Python UTF-8 Lowercase Turkish Specific Letter

Asked 26/9, 2013 at 14:25 Answered 23/5, 2024 at 1:26

with using python 2.7:

>myCity = 'Isparta'
>myCity.lower()
>'isparta'
#-should be-
>'ısparta'

tried some decoding, (like, myCity.decode("utf-8").lower()) but could not find how to do it.

how can lower this kinds of letters? ('I' > 'ı', 'İ' > 'i' etc)

EDIT: In Turkish, lower case of 'I' is 'ı'. Upper case of 'i' is 'İ'

Homeopathy answered 26/9, 2013 at 14:25 Comment(6)

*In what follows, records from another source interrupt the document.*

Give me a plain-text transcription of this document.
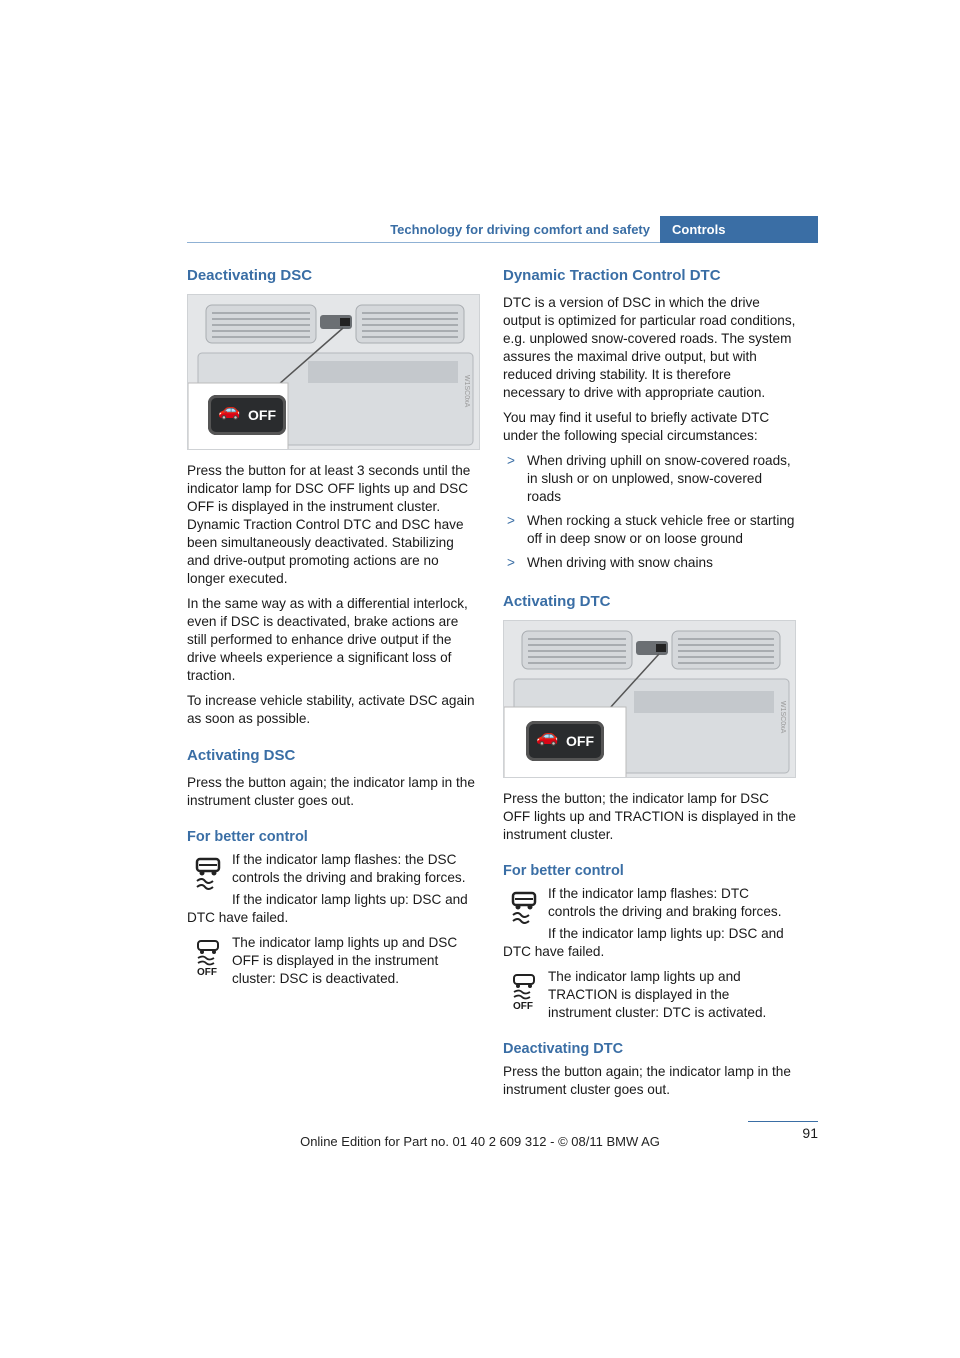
Technology for driving comfort and safety	Controls
Deactivating DSC
🚗 OFF
W1SC0xA

Press the button for at least 3 seconds until the indicator lamp for DSC OFF lights up and DSC OFF is displayed in the instrument cluster. Dynamic Traction Control DTC and DSC have been simultaneously deactivated. Stabilizing and drive-output promoting actions are no longer executed.

In the same way as with a differential interlock, even if DSC is deactivated, brake actions are still performed to enhance drive output if the drive wheels experience a significant loss of traction.

To increase vehicle stability, activate DSC again as soon as possible.

Activating DSC

Press the button again; the indicator lamp in the instrument cluster goes out.

For better control
If the indicator lamp flashes: the DSC controls the driving and braking forces.

If the indicator lamp lights up: DSC and DTC have failed.

OFF
The indicator lamp lights up and DSC OFF is displayed in the instrument cluster: DSC is deactivated.
Dynamic Traction Control DTC

DTC is a version of DSC in which the drive output is optimized for particular road conditions, e.g. unplowed snow-covered roads. The system assures the maximal drive output, but with reduced driving stability. It is therefore necessary to drive with appropriate caution.

You may find it useful to briefly activate DTC under the following special circumstances:

> When driving uphill on snow-covered roads, in slush or on unplowed, snow-covered roads
> When rocking a stuck vehicle free or starting off in deep snow or on loose ground
> When driving with snow chains
Activating DTC
🚗 OFF
W1SC0xA

Press the button; the indicator lamp for DSC OFF lights up and TRACTION is displayed in the instrument cluster.

For better control
If the indicator lamp flashes: DTC controls the driving and braking forces.

If the indicator lamp lights up: DSC and DTC have failed.

OFF
The indicator lamp lights up and TRACTION is displayed in the instrument cluster: DTC is activated.
Deactivating DTC

Press the button again; the indicator lamp in the instrument cluster goes out.

91
Online Edition for Part no. 01 40 2 609 312 - © 08/11 BMW AG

Is that an ASCII capital letter Eye? If it's some non-ASCII character that looks like an ASCII character, it would be wise to name it unambigously (for example, by including the code point). – Kadiyevka 26/9, 2013 at 14:28

it is the ASCII capital letter, I. – Homeopathy 26/9, 2013 at 14:29

Is there a language wherein the lowercase version of ASCII capital I ("I") is something other than ASCII lowercase I ("i")? otherwise, I'm horribly confused by this question, because what you are showing is exactly the proper behavior. – Pimentel 26/9, 2013 at 14:37

@KenB: Turkish for example. Which is why that culture is a common test for i18n-proofing code that compares user input with string literals. – Krantz 26/9, 2013 at 15:3

@Jeff Atwood once write about that, it is better you read this article Also, this is the best article written about the Turkish Locale I guess. – Mcfarlane 26/9, 2013 at 15:14

Well that is just darn interesting. I learned something new today. @FallenAngel, great link – Pimentel 26/9, 2013 at 15:47

Some have suggested using the tr_TR.utf8 locale. At least on Ubuntu, perhaps related to this bug, setting this locale does not produce the desired result:

import locale
locale.setlocale(locale.LC_ALL, 'tr_TR.utf8')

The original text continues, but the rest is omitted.